Na última segunda-feira (15), o mundo do futebol foi pego de surpresa com a tardia e exagerada sentença do Tribunal Arbitral do Esporte (TAS, ou CAS), que aumentou a pena de doping do atacante Paolo Guerrero de seis para 14 meses (após pedido da WADA – Agência Mundial Antidoping), decisão que deixa o atleta de 34 anos fora da Copa do Mundo.
É questionável não ter recebido maior importância por parte do tribunal o fato de que o peruano não teve a intenção de melhorar seu desempenho ao usar a substância pela qual foi condenado. A cocaína, ou o seu metabólito benzoilecgonina, só gera aumento de performance se consumida poucos minutos antes de uma atividade física. Caso contrário, é extremamente prejudicial.
Além disso, atletas flagrados após o consumo de cocaína refinada costumam apresentar uma concentração maior que 500 mg da substância por mililitro de urina, quantidade dez vezes maior do que a que havia na amostra do jogador peruano.
Por esta razão, em novembro, a Fifa aceitou como prova a justificativa de que a contaminação se deu pelo uso de um chá de coca, que teria sido consumido em um hotel em que a seleção peruana esteve hospedada, e decidiu que Guerrero deveria ficar seis meses afastado dos gramados. Vale lembrar que o primeiro julgamento da entidade havia determinado que o jogador fosse punido por um ano, que é a pena mínima determinada por seu regulamento.
Doping “de verdade”
Um aspecto a ser questionado é o histórico do tribunal em relação ao uso de substâncias que trazem, de fato, ganho esportivo.
Em 2011, TRÊS (!) nadadores brasileiros (entre eles, o recordista mundial César Cielo) testaram positivo para a furosemida, substância que ocasiona perda de peso e pode ser utilizada para mascarar o uso de anabolizantes. O caso foi levado ao Tribunal Arbitral do Esporte pela FINA (Federação Internacional de Natação), mas os três receberam apenas uma advertência.
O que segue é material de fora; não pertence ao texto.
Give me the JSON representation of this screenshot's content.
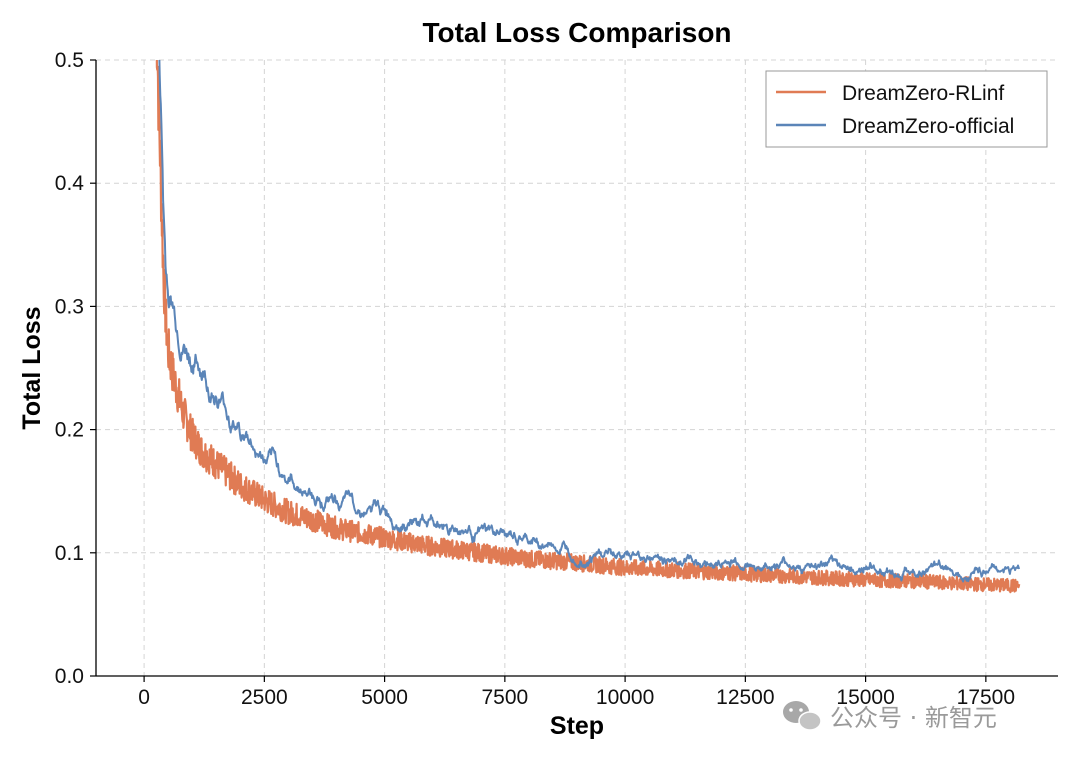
{
  "watermark": {
    "text": "公众号 · 新智元",
    "icon": "wechat-icon"
  },
  "chart_data": {
    "type": "line",
    "title": "Total Loss Comparison",
    "xlabel": "Step",
    "ylabel": "Total Loss",
    "xlim": [
      -1000,
      19000
    ],
    "ylim": [
      0,
      0.5
    ],
    "xticks": [
      0,
      2500,
      5000,
      7500,
      10000,
      12500,
      15000,
      17500
    ],
    "xtick_labels": [
      "0",
      "2500",
      "5000",
      "7500",
      "10000",
      "12500",
      "15000",
      "17500"
    ],
    "yticks": [
      0.0,
      0.1,
      0.2,
      0.3,
      0.4,
      0.5
    ],
    "ytick_labels": [
      "0.0",
      "0.1",
      "0.2",
      "0.3",
      "0.4",
      "0.5"
    ],
    "grid": true,
    "legend_position": "top-right",
    "series": [
      {
        "name": "DreamZero-RLinf",
        "color": "#E07B54",
        "x": [
          250,
          300,
          350,
          400,
          450,
          500,
          600,
          700,
          800,
          1000,
          1200,
          1500,
          2000,
          2500,
          3000,
          3500,
          4000,
          5000,
          6000,
          7000,
          8000,
          9000,
          10000,
          11000,
          12000,
          13000,
          14000,
          15000,
          16000,
          17000,
          18200
        ],
        "y": [
          0.55,
          0.47,
          0.4,
          0.33,
          0.29,
          0.265,
          0.245,
          0.23,
          0.215,
          0.195,
          0.183,
          0.172,
          0.155,
          0.143,
          0.133,
          0.127,
          0.12,
          0.112,
          0.105,
          0.1,
          0.095,
          0.092,
          0.088,
          0.086,
          0.084,
          0.082,
          0.08,
          0.078,
          0.077,
          0.075,
          0.073
        ]
      },
      {
        "name": "DreamZero-official",
        "color": "#5B85B8",
        "x": [
          300,
          350,
          400,
          450,
          500,
          600,
          700,
          800,
          1000,
          1200,
          1500,
          2000,
          2500,
          3000,
          3500,
          4000,
          5000,
          6000,
          7000,
          8000,
          9000,
          10000,
          11000,
          12000,
          13000,
          14000,
          15000,
          16000,
          17000,
          18200
        ],
        "y": [
          0.52,
          0.46,
          0.38,
          0.33,
          0.315,
          0.3,
          0.285,
          0.275,
          0.26,
          0.25,
          0.23,
          0.2,
          0.175,
          0.16,
          0.148,
          0.142,
          0.132,
          0.125,
          0.117,
          0.108,
          0.102,
          0.098,
          0.095,
          0.092,
          0.09,
          0.088,
          0.087,
          0.086,
          0.087,
          0.087
        ]
      }
    ]
  }
}
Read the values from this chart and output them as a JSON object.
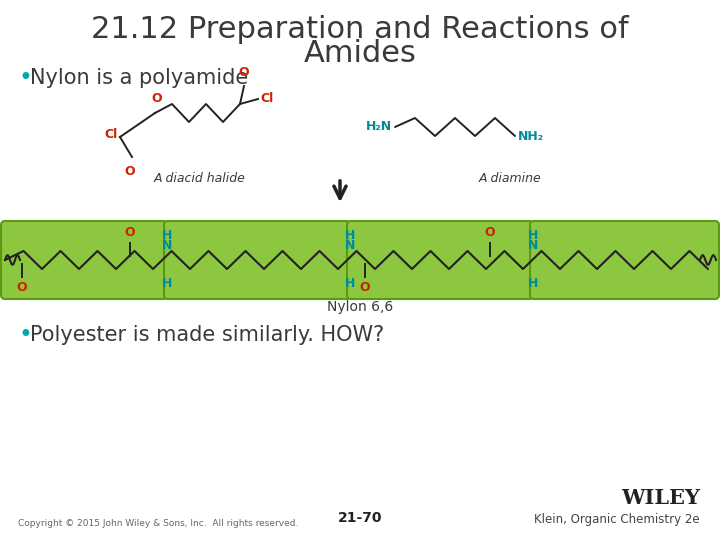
{
  "title_line1": "21.12 Preparation and Reactions of",
  "title_line2": "Amides",
  "title_color": "#3a3a3a",
  "title_fontsize": 22,
  "bullet1_text": " Nylon is a polyamide",
  "bullet1_color": "#3a3a3a",
  "bullet1_dot_color": "#00AAAA",
  "bullet1_fontsize": 15,
  "bullet2_text": " Polyester is made similarly. HOW?",
  "bullet2_color": "#3a3a3a",
  "bullet2_dot_color": "#00AAAA",
  "bullet2_fontsize": 15,
  "diacid_label": "A diacid halide",
  "diamine_label": "A diamine",
  "nylon_label": "Nylon 6,6",
  "label_color": "#3a3a3a",
  "label_fontsize": 9,
  "red_color": "#CC2200",
  "teal_color": "#008B9A",
  "dark_color": "#222222",
  "green_box_color": "#8DC63F",
  "green_box_edge": "#5a9a10",
  "copyright_text": "Copyright © 2015 John Wiley & Sons, Inc.  All rights reserved.",
  "page_num": "21-70",
  "wiley_text": "WILEY",
  "klein_text": "Klein, Organic Chemistry 2e",
  "background_color": "#ffffff"
}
Um ano antes, a ex-ginasta Daiane dos Santos também foi flagrada no doping por furosemida. Ela recebeu uma punição de cinco meses e pôde participar dos Jogos Olímpicos de 2012 (o que não seria possível se a punição tivesse sido de seis meses). A WADA, na ocasião, aceitou a decisão da FIG (Federação Internacional de Ginástica) e escolheu não levar o caso ao TAS.
Uma outra sentença feita pelo TAS que ajuda a dar uma melhor dimensão sobre o exagero na punição de Paolo Guerrero é o banimento do ex-presidente da UEFA, Michel Platini. Em 2016, o órgão decidiu manter a sentença determinada pela Fifa ao ex-dirigente, que foi condenado por ter recebido pagamentos ilegais (1,8 milhão de euros) da entidade durante a gestão Blatter. Por quanto tempo? 48 meses, período que representa pouco mais de três vezes o que o atleta terá que cumprir. Veja bem: 1,8 milhão de euros!
Dois pesos, duas medidas
Comparando com casos envolvendo outros jogadores de futebol, em 2002, o goleiro Mark Bosnich, que na época atuava pelo Chelsea, foi suspenso por nove meses após o uso de cocaína. Um ano depois, o romeno Adrian Mutu, também dos Blues, foi punido por sete meses pelo uso da mesma substância. Já em 2010, Jóbson, ex-atacante do Botafogo, recebeu uma punição de dois anos por uso de crack, que posteriormente foi reduzida para seis meses.
Diferentemente de Guerrero, eles consumiram cocaína refinada (ou drogas similares), mas receberam punições mais brandas que a do atacante. Além disso, a WADA (Agência Mundial Antidoping) também escolheu não protocolar nenhum pedido no TAS para que esses atletas tivessem suas penas ampliadas.
Por fim, outra objeção a ser feita em relação à decisão do TAS é a falta de celeridade no processo. Por que decretar a sentença justamente quando o atleta havia acabado de cumprir a punição que lhe havia sido determinada anteriormente?
É de conhecimento geral que um dos principais pilares da justiça é o princípio da isonomia, a ideia de que todos devem ser tratados da mesma forma perante as leis. O TAS, porém, e principalmente a WADA, parecem não levar esse conceito muito a sério.